Hallander H O, Kallner A, Lundin A, Osterberg E
Acta Pathol Microbiol Immunol Scand B. 1986 Feb;94(1):39-49. doi: 10.1111/j.1699-0463.1986.tb03018.x.
The diagnostic performance of six methods for bacteriuria testing has been studied in 781 urine specimens obtained in primary health care, using conventional culture as reference method. The cut-off limits for classification of test results into positive and negative have been optimized with respect to diagnostic performance in primary health care. With optimized tests the following diagnostic efficiencies were obtained: Bacterial ATP, 0.94; Bacterial count in sediment, 0.93; Nitrite test, 0.92; Dipslide test, 0.92; White cell count in sediment; 0.87; Goffulocyte esterase test; 0.83. The diagnostic performance was also studied for all combinations of two tests. The highest diagnostic efficiency (0.96) was obtained by combining the ATP and dipslide tests. High diagnostic efficiencies can be obtained by a rapid primary test, using other tests for follow-up testing of specimens with intermediate or uninterpretable primary results. The most promising results were obtained by using ATP as the primary test, with follow-up testing of specimens with 3-25 nmol/l of ATP (12 per cent of the specimens). Follow-up testing by conventional culture resulted in overall diagnostic efficiency of 0.98. By performing the nitrite test on specimens with intermediary ATP-results, 81 per cent of the patients with UTI can be classified without culture. Only patients with intermediary ATP and negative nitrite results (10 per cent of the total number) will have to wait for final diagnosis based on conventional culture. Some alternative strategies to combine available methods are discussed in detail. Major advantages of the ATP test are that the test can be performed while the patients are waiting; it provides a numerical and objective result, and, in contrast to culture, it is not influenced by adhesion of bacteria to somatic cells.

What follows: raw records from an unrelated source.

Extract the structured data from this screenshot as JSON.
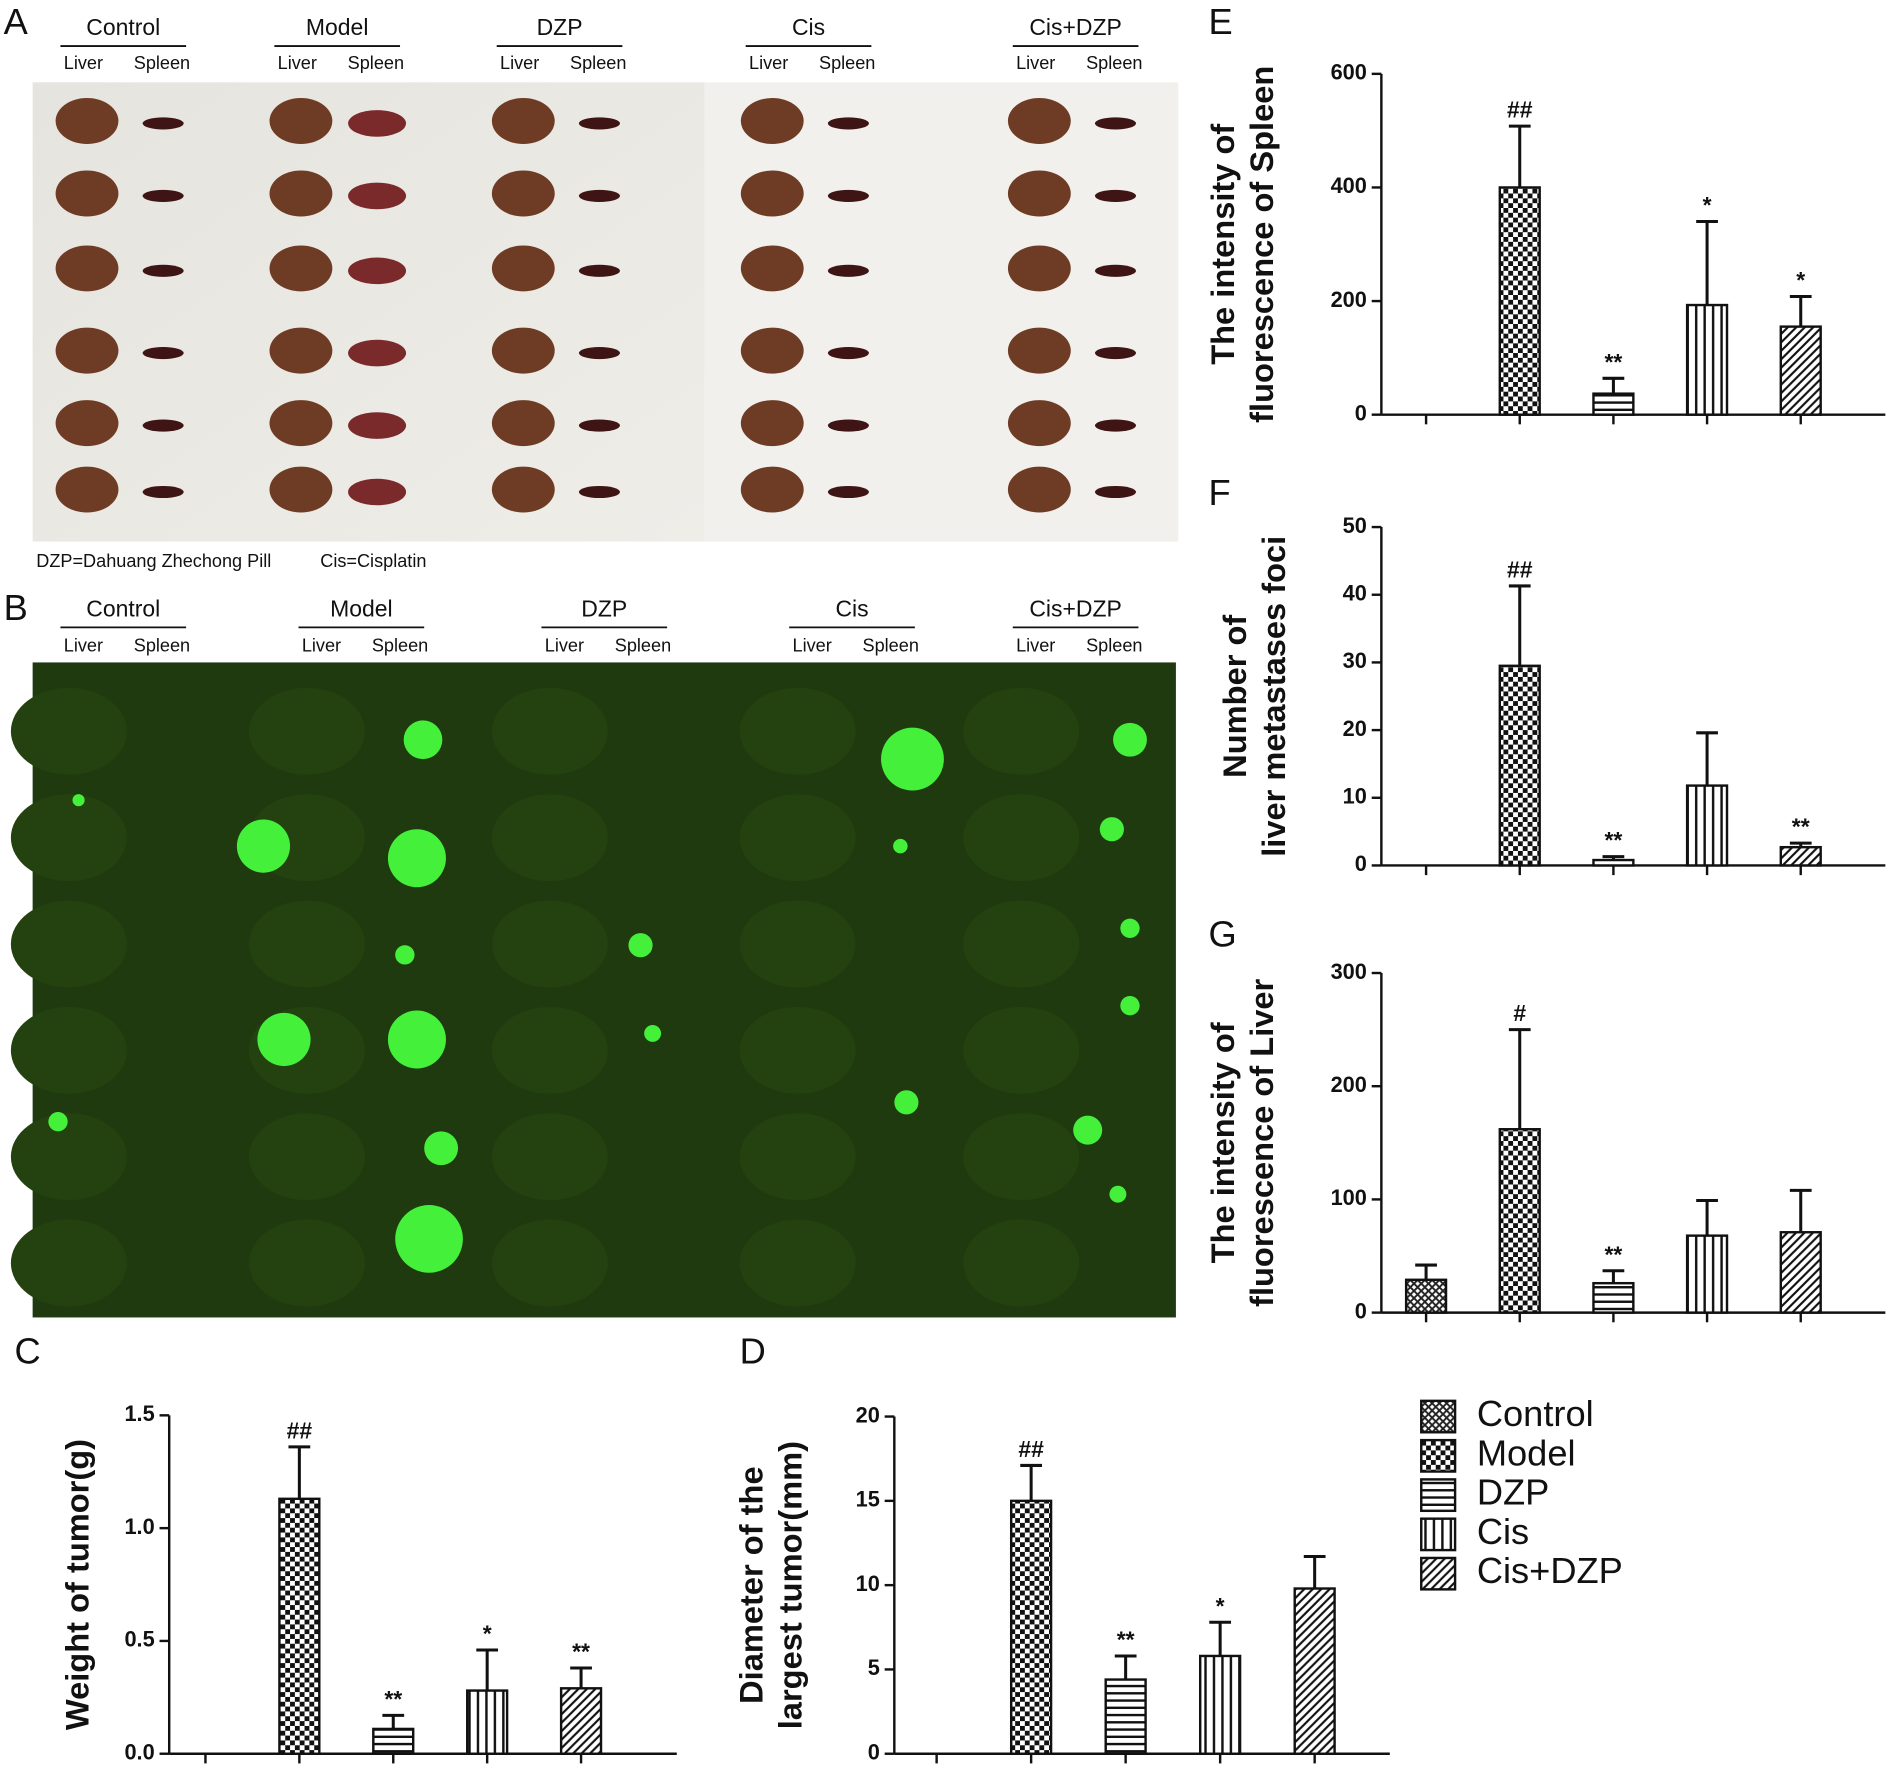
{
  "photo_panels": [
    {
      "label": "A",
      "groups": [
        "Control",
        "Model",
        "DZP",
        "Cis",
        "Cis+DZP"
      ],
      "sublabels": [
        "Liver",
        "Spleen"
      ],
      "notes": [
        "DZP=Dahuang Zhechong Pill",
        "Cis=Cisplatin"
      ]
    },
    {
      "label": "B",
      "groups": [
        "Control",
        "Model",
        "DZP",
        "Cis",
        "Cis+DZP"
      ],
      "sublabels": [
        "Liver",
        "Spleen"
      ]
    }
  ],
  "legend": {
    "items": [
      {
        "name": "Control",
        "pattern": "crosshatch"
      },
      {
        "name": "Model",
        "pattern": "checker"
      },
      {
        "name": "DZP",
        "pattern": "hlines"
      },
      {
        "name": "Cis",
        "pattern": "vlines"
      },
      {
        "name": "Cis+DZP",
        "pattern": "diagonal"
      }
    ]
  },
  "chart_data": [
    {
      "type": "bar",
      "panel": "C",
      "ylabel": [
        "Weight of tumor(g)"
      ],
      "categories": [
        null,
        null,
        null,
        null,
        null
      ],
      "values": [
        0,
        1.13,
        0.11,
        0.28,
        0.29
      ],
      "errors": [
        null,
        0.23,
        0.06,
        0.18,
        0.09
      ],
      "significance": [
        null,
        "##",
        "**",
        "*",
        "**"
      ],
      "ylim": [
        0,
        1.5
      ],
      "yticks": [
        {
          "value": 0,
          "label": "0.0"
        },
        0.5,
        {
          "value": 1,
          "label": "1.0"
        },
        1.5
      ]
    },
    {
      "type": "bar",
      "panel": "D",
      "ylabel": [
        "Diameter of the",
        "largest tumor(mm)"
      ],
      "categories": [
        null,
        null,
        null,
        null,
        null
      ],
      "values": [
        0,
        15,
        4.4,
        5.8,
        9.8
      ],
      "errors": [
        null,
        2.1,
        1.4,
        2.0,
        1.9
      ],
      "significance": [
        null,
        "##",
        "**",
        "*",
        null
      ],
      "ylim": [
        0,
        20
      ],
      "yticks": [
        0,
        5,
        10,
        15,
        20
      ]
    },
    {
      "type": "bar",
      "panel": "E",
      "ylabel": [
        "The intensity of",
        "fluorescence of Spleen"
      ],
      "categories": [
        null,
        null,
        null,
        null,
        null
      ],
      "values": [
        0,
        400,
        37,
        193,
        155
      ],
      "errors": [
        null,
        108,
        27,
        147,
        53
      ],
      "significance": [
        null,
        "##",
        "**",
        "*",
        "*"
      ],
      "ylim": [
        0,
        600
      ],
      "yticks": [
        0,
        200,
        400,
        600
      ]
    },
    {
      "type": "bar",
      "panel": "F",
      "ylabel": [
        "Number of",
        "liver metastases foci"
      ],
      "categories": [
        null,
        null,
        null,
        null,
        null
      ],
      "values": [
        0,
        29.5,
        0.8,
        11.8,
        2.7
      ],
      "errors": [
        null,
        11.8,
        0.5,
        7.8,
        0.6
      ],
      "significance": [
        null,
        "##",
        "**",
        null,
        "**"
      ],
      "ylim": [
        0,
        50
      ],
      "yticks": [
        0,
        10,
        20,
        30,
        40,
        50
      ]
    },
    {
      "type": "bar",
      "panel": "G",
      "ylabel": [
        "The intensity of",
        "fluorescence of Liver"
      ],
      "categories": [
        null,
        null,
        null,
        null,
        null
      ],
      "values": [
        29,
        162,
        26,
        68,
        71
      ],
      "errors": [
        13,
        88,
        11,
        31,
        37
      ],
      "significance": [
        null,
        "#",
        "**",
        null,
        null
      ],
      "ylim": [
        0,
        300
      ],
      "yticks": [
        0,
        100,
        200,
        300
      ]
    }
  ]
}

在初级卫生保健机构采集的781份尿液标本中,以传统培养法作为参考方法,对六种检测菌尿症的方法的诊断性能进行了研究。针对初级卫生保健机构中的诊断性能,已对将检测结果分类为阳性和阴性的临界值进行了优化。通过优化检测,获得了以下诊断效率:细菌ATP检测法为0.94;沉淀物细菌计数法为0.93;亚硝酸盐检测法为0.92;浸片检测法为0.92;沉淀物白细胞计数法为0.87;粒细胞酯酶检测法为0.83。还对两种检测方法的所有组合的诊断性能进行了研究。通过将ATP检测法和浸片检测法相结合,获得了最高的诊断效率(0.96)。通过快速的初步检测,并使用其他检测方法对初步结果为中等或无法解读的标本进行后续检测,可以获得较高的诊断效率。最有前景的结果是将ATP检测法作为初步检测方法,对ATP含量为3 - 25 nmol/l的标本(占标本总数的12%)进行后续检测。通过传统培养法进行后续检测,总体诊断效率为0.98。对ATP检测结果为中等的标本进行亚硝酸盐检测,81%的尿路感染患者无需培养即可分类。只有ATP检测结果为中等且亚硝酸盐检测结果为阴性的患者(占总数的10%)需要等待基于传统培养法的最终诊断。详细讨论了一些组合现有方法的替代策略。ATP检测法的主要优点是可以在患者等待时进行检测;它提供了一个数值化和客观的结果,并且与培养法不同,它不受细菌与体细胞粘附的影响。